Why it matters
While the holding sounds straightforward – the reasonable expectations of an additional insured about the scope of an excess liability policy may differ from the reasonable expectations of the named insured – the implications of a recent California appellate court decision are significant. After the named insured had litigated and received coverage for three underlying environmental lawsuits, the additional insured sought coverage based upon the court’s holding in that case. But the appeals court held that it will look to the additional insured’s reasonable expectations about coverage under the policy, rather than the named insured’s. In so doing, the court refused to collaterally estop an insurer from challenging coverage based upon rulings in another action regarding the named insured’s reasonable expectations.
Vulcan Materials Company purchased a commercial excess and umbrella liability insurance policy from Transport Insurance Company. The policy included an endorsement naming R.R. Street & Co., Inc., as an additional insured with respect to its distribution or sale of perchloroethylene, or PCE, a solvent used in the dry cleaning industry.
The schedule of underlying insurance listed nine primary policies issued to Vulcan, although the company also had other coverage.
Three lawsuits were filed against Vulcan and Street over their manufacturing, distribution, and sale of PCE to dry cleaners in the Modesto, California, area. According to the complaints, PCE leaked into the soil and groundwater, causing environmental contamination and property damage.
Transport previously had brought a declaratory relief action to determine the scope of its obligations to Vulcan. In that case, the court held that the term “underlying insurance” as used in connection with the umbrella coverage was ambiguous. Therefore, the issue had to be resolved in favor of the “reasonable expectations of the insured,” i.e., Vulcan, limiting the term “underlying insurance” to mean only the policies explicitly stated as underlying insurance on the policy’s Schedule.

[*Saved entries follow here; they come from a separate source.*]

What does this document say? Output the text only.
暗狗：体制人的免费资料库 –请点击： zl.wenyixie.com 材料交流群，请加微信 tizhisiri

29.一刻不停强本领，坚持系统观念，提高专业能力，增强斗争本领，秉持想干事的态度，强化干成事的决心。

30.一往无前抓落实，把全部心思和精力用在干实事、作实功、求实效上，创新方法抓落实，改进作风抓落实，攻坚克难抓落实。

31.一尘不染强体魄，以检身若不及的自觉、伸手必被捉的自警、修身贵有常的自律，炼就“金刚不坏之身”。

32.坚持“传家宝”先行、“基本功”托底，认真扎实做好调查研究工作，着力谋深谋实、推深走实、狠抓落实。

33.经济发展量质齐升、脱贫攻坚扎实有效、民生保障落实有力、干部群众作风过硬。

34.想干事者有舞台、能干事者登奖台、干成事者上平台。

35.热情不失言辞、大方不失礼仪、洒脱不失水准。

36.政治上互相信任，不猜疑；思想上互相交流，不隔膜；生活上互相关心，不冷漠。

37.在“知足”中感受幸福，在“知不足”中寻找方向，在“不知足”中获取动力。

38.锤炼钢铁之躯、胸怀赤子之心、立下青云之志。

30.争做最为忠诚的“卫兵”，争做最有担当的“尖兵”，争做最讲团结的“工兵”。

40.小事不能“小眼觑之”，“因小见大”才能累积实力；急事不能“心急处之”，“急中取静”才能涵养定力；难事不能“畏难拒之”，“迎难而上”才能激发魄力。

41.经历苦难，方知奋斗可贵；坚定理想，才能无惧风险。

Potentially on the hook for Vulcan’s defense, Transport then filed a second declaratory action to determine its rights with regard to Street. Transport argued that its duty to defend had not been triggered, because all of the primary policies issued to Vulcan had not been exhausted.
Street pointed to Transport’s earlier litigation with Vulcan, arguing that the excess insurer was collaterally estopped from arguing that the term “underlying insurance” referred to anything other than the policies listed on the underlying insurance schedule.

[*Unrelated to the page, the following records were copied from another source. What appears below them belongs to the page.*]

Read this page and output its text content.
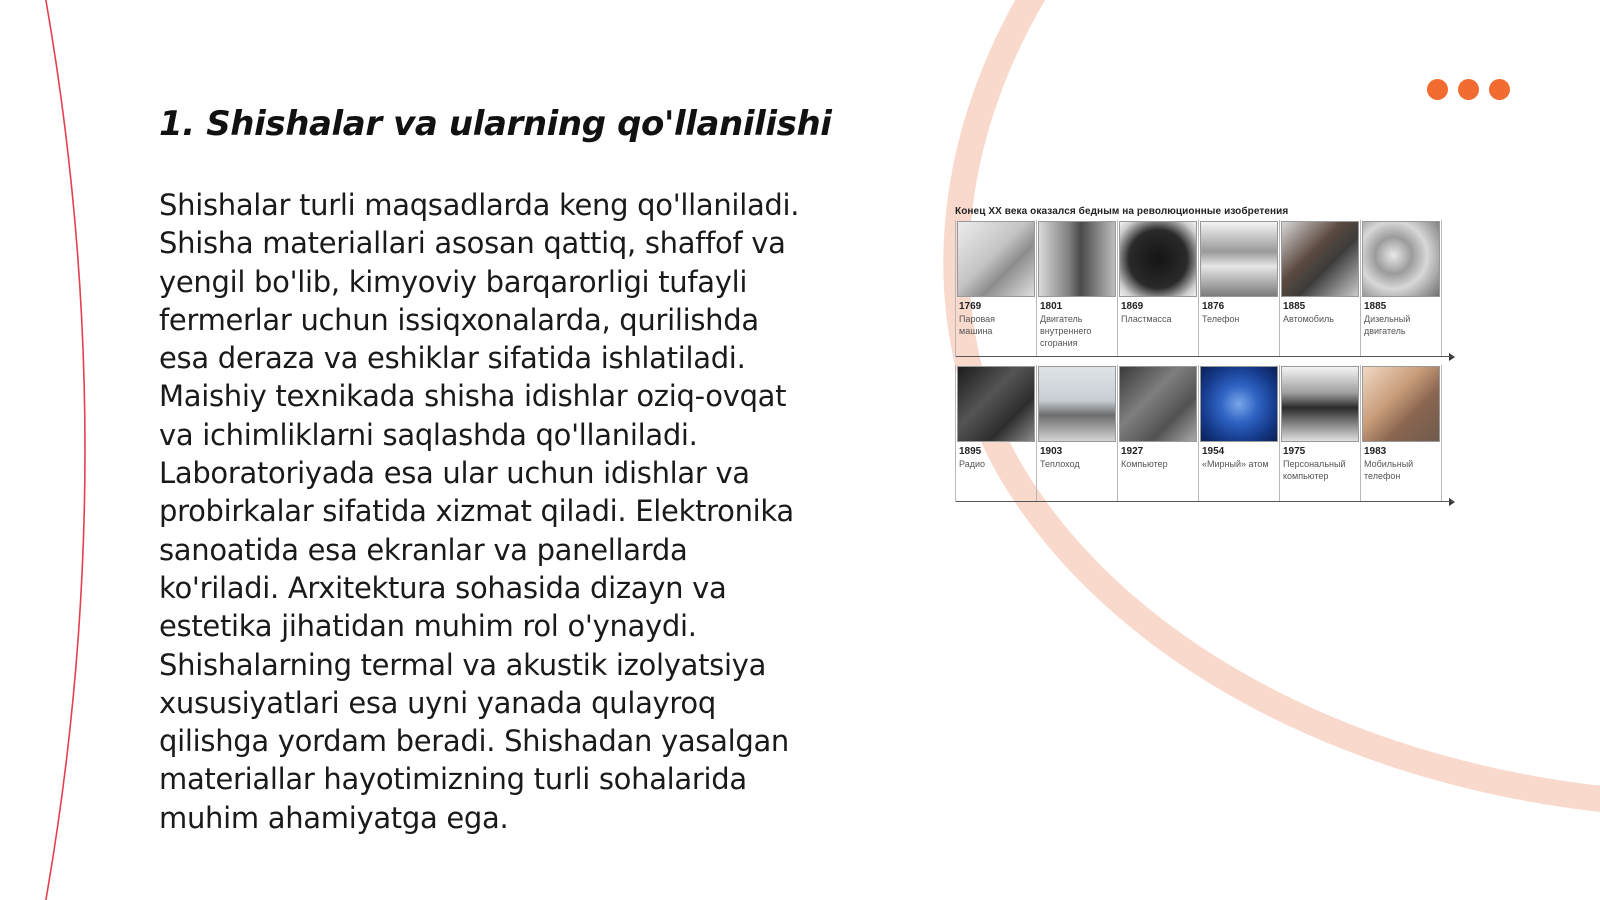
1. Shishalar va ularning qo'llanilishi
Shishalar turli maqsadlarda keng qo'llaniladi.
Shisha materiallari asosan qattiq, shaffof va
yengil bo'lib, kimyoviy barqarorligi tufayli
fermerlar uchun issiqxonalarda, qurilishda
esa deraza va eshiklar sifatida ishlatiladi.
Maishiy texnikada shisha idishlar oziq-ovqat
va ichimliklarni saqlashda qo'llaniladi.
Laboratoriyada esa ular uchun idishlar va
probirkalar sifatida xizmat qiladi. Elektronika
sanoatida esa ekranlar va panellarda
ko'riladi. Arxitektura sohasida dizayn va
estetika jihatidan muhim rol o'ynaydi.
Shishalarning termal va akustik izolyatsiya
xususiyatlari esa uyni yanada qulayroq
qilishga yordam beradi. Shishadan yasalgan
materiallar hayotimizning turli sohalarida
muhim ahamiyatga ega.
Конец XX века оказался бедным на революционные изобретения
1769
Паровая
машина
1801
Двигатель
внутреннего
сгорания
1869
Пластмасса
1876
Телефон
1885
Автомобиль
1885
Дизельный
двигатель
1895
Радио
1903
Теплоход
1927
Компьютер
1954
«Мирный» атом
1975
Персональный
компьютер
1983
Мобильный
телефон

The panel disagreed with Street that collateral estoppel applied, distinguishing the focus of the earlier litigation, which was on Vulcan. “When the party claiming coverage is an additional insured, it is the additional insured’s objectively reasonable expectations of coverage that are relevant, and not the objectively reasonable expectations of the named insured,” the court wrote.
The “unique” status of an additional insured means that although it is not a party to the insurance contract, its “intent is relevant to the construction of that contract because the intent of the named insured in requesting the added coverage is directly dependent on the bargain that the additional named insured made with the named insured.”

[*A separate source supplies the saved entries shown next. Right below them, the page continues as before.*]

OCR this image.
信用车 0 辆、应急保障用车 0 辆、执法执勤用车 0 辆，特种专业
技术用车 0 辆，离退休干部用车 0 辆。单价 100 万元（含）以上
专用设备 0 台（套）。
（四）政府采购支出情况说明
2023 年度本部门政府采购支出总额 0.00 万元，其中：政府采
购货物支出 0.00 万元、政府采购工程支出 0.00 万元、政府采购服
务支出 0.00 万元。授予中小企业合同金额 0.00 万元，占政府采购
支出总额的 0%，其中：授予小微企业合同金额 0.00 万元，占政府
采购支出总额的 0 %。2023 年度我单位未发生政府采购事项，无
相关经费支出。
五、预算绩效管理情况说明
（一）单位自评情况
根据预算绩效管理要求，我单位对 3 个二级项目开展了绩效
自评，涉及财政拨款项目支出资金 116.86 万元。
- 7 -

Although the court agreed with Transport and reversed the trial court’s grant of summary judgment for Street, whether the outcome is advantageous to an additional insured will depend on their reasonable expectations of coverage.
“Street, an additional insured, and not Vulcan, a named insured, was the party claiming coverage,” the court said. “Thus, the trial court erred when it failed to consider Street’s objectively reasonable expectations of coverage and, instead, relied on Vulcan’s objectively reasonable expectations of coverage.”